Validation Pattern with MediatR
A common pattern is combining FluentValidation with a pipeline behavior:
- Define validators per command/query.
- Execute validation in a behavior before the handler runs.
- Throw or return a structured validation result on failure.
This keeps validation logic centralized and consistent across endpoints.
Common Mistakes to Avoid
When adopting MediatR, watch out for these pitfalls:
- Putting heavy business logic back into controllers instead of handlers.
- Creating anemic handlers that simply call a large service method with no boundaries.
- Overusing MediatR for trivial internal calls where direct method calls are clearer.
- Ignoring pipeline behaviors, then repeating validation/logging in each handler.

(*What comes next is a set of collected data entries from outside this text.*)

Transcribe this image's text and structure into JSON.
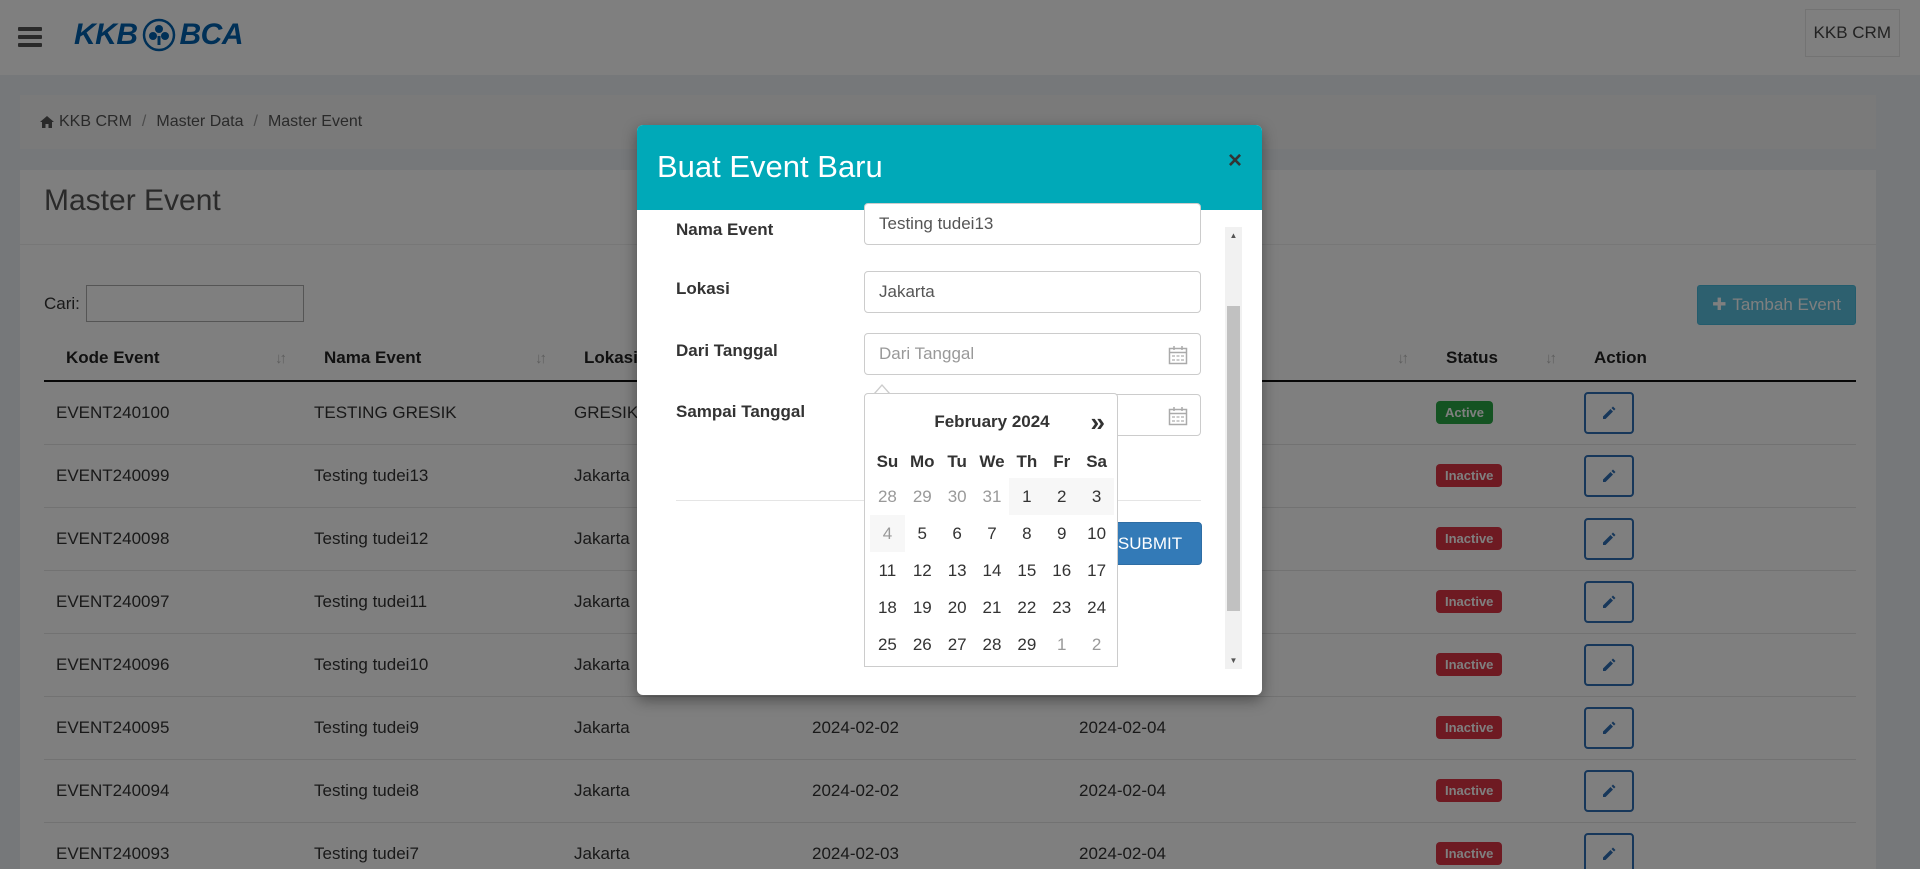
{
  "navbar": {
    "logo_text_left": "KKB",
    "logo_text_right": "BCA",
    "app_name": "KKB CRM",
    "menu_icon": "hamburger-menu-icon"
  },
  "breadcrumb": {
    "items": [
      "KKB CRM",
      "Master Data",
      "Master Event"
    ]
  },
  "page": {
    "title": "Master Event",
    "search_label": "Cari:",
    "add_button_label": "Tambah Event"
  },
  "table": {
    "columns": [
      "Kode Event",
      "Nama Event",
      "Lokasi",
      "",
      "",
      "Status",
      "Action"
    ],
    "rows": [
      {
        "kode": "EVENT240100",
        "nama": "TESTING GRESIK",
        "lokasi": "GRESIK",
        "dari": "",
        "sampai": "",
        "status": "Active"
      },
      {
        "kode": "EVENT240099",
        "nama": "Testing tudei13",
        "lokasi": "Jakarta",
        "dari": "",
        "sampai": "",
        "status": "Inactive"
      },
      {
        "kode": "EVENT240098",
        "nama": "Testing tudei12",
        "lokasi": "Jakarta",
        "dari": "",
        "sampai": "",
        "status": "Inactive"
      },
      {
        "kode": "EVENT240097",
        "nama": "Testing tudei11",
        "lokasi": "Jakarta",
        "dari": "",
        "sampai": "",
        "status": "Inactive"
      },
      {
        "kode": "EVENT240096",
        "nama": "Testing tudei10",
        "lokasi": "Jakarta",
        "dari": "",
        "sampai": "",
        "status": "Inactive"
      },
      {
        "kode": "EVENT240095",
        "nama": "Testing tudei9",
        "lokasi": "Jakarta",
        "dari": "2024-02-02",
        "sampai": "2024-02-04",
        "status": "Inactive"
      },
      {
        "kode": "EVENT240094",
        "nama": "Testing tudei8",
        "lokasi": "Jakarta",
        "dari": "2024-02-02",
        "sampai": "2024-02-04",
        "status": "Inactive"
      },
      {
        "kode": "EVENT240093",
        "nama": "Testing tudei7",
        "lokasi": "Jakarta",
        "dari": "2024-02-03",
        "sampai": "2024-02-04",
        "status": "Inactive"
      }
    ]
  },
  "modal": {
    "title": "Buat Event Baru",
    "close_label": "×",
    "fields": {
      "nama_event": {
        "label": "Nama Event",
        "value": "Testing tudei13"
      },
      "lokasi": {
        "label": "Lokasi",
        "value": "Jakarta"
      },
      "dari_tanggal": {
        "label": "Dari Tanggal",
        "placeholder": "Dari Tanggal"
      },
      "sampai_tanggal": {
        "label": "Sampai Tanggal"
      }
    },
    "submit_label": "SUBMIT"
  },
  "datepicker": {
    "month_label": "February 2024",
    "next_label": "»",
    "weekdays": [
      "Su",
      "Mo",
      "Tu",
      "We",
      "Th",
      "Fr",
      "Sa"
    ],
    "weeks": [
      [
        {
          "d": "28",
          "m": true
        },
        {
          "d": "29",
          "m": true
        },
        {
          "d": "30",
          "m": true
        },
        {
          "d": "31",
          "m": true
        },
        {
          "d": "1",
          "m": false
        },
        {
          "d": "2",
          "m": false
        },
        {
          "d": "3",
          "m": false
        }
      ],
      [
        {
          "d": "4",
          "m": false
        },
        {
          "d": "5",
          "m": false
        },
        {
          "d": "6",
          "m": false
        },
        {
          "d": "7",
          "m": false
        },
        {
          "d": "8",
          "m": false
        },
        {
          "d": "9",
          "m": false
        },
        {
          "d": "10",
          "m": false
        }
      ],
      [
        {
          "d": "11",
          "m": false
        },
        {
          "d": "12",
          "m": false
        },
        {
          "d": "13",
          "m": false
        },
        {
          "d": "14",
          "m": false
        },
        {
          "d": "15",
          "m": false
        },
        {
          "d": "16",
          "m": false
        },
        {
          "d": "17",
          "m": false
        }
      ],
      [
        {
          "d": "18",
          "m": false
        },
        {
          "d": "19",
          "m": false
        },
        {
          "d": "20",
          "m": false
        },
        {
          "d": "21",
          "m": false
        },
        {
          "d": "22",
          "m": false
        },
        {
          "d": "23",
          "m": false
        },
        {
          "d": "24",
          "m": false
        }
      ],
      [
        {
          "d": "25",
          "m": false
        },
        {
          "d": "26",
          "m": false
        },
        {
          "d": "27",
          "m": false
        },
        {
          "d": "28",
          "m": false
        },
        {
          "d": "29",
          "m": false
        },
        {
          "d": "1",
          "m": true
        },
        {
          "d": "2",
          "m": true
        }
      ]
    ]
  },
  "colors": {
    "modal_header": "#00a9b8",
    "active_badge": "#28a745",
    "inactive_badge": "#dc3545",
    "submit_button": "#337ab7",
    "add_button": "#5bc0de"
  }
}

- Returning EF entities directly instead of API-focused DTOs.
MediatR helps structure code, but architecture discipline still matters.
Conclusion
MediatR is a practical way to keep ASP.NET applications clean and maintainable. By moving behavior into focused handlers, using commands and queries for intent, and applying pipeline behaviors for cross-cutting concerns, you can reduce coupling and make your codebase easier to test and evolve.
If your controllers are getting crowded or your service layer feels tangled, MediatR is a strong next step that brings clarity without adding unnecessary complexity.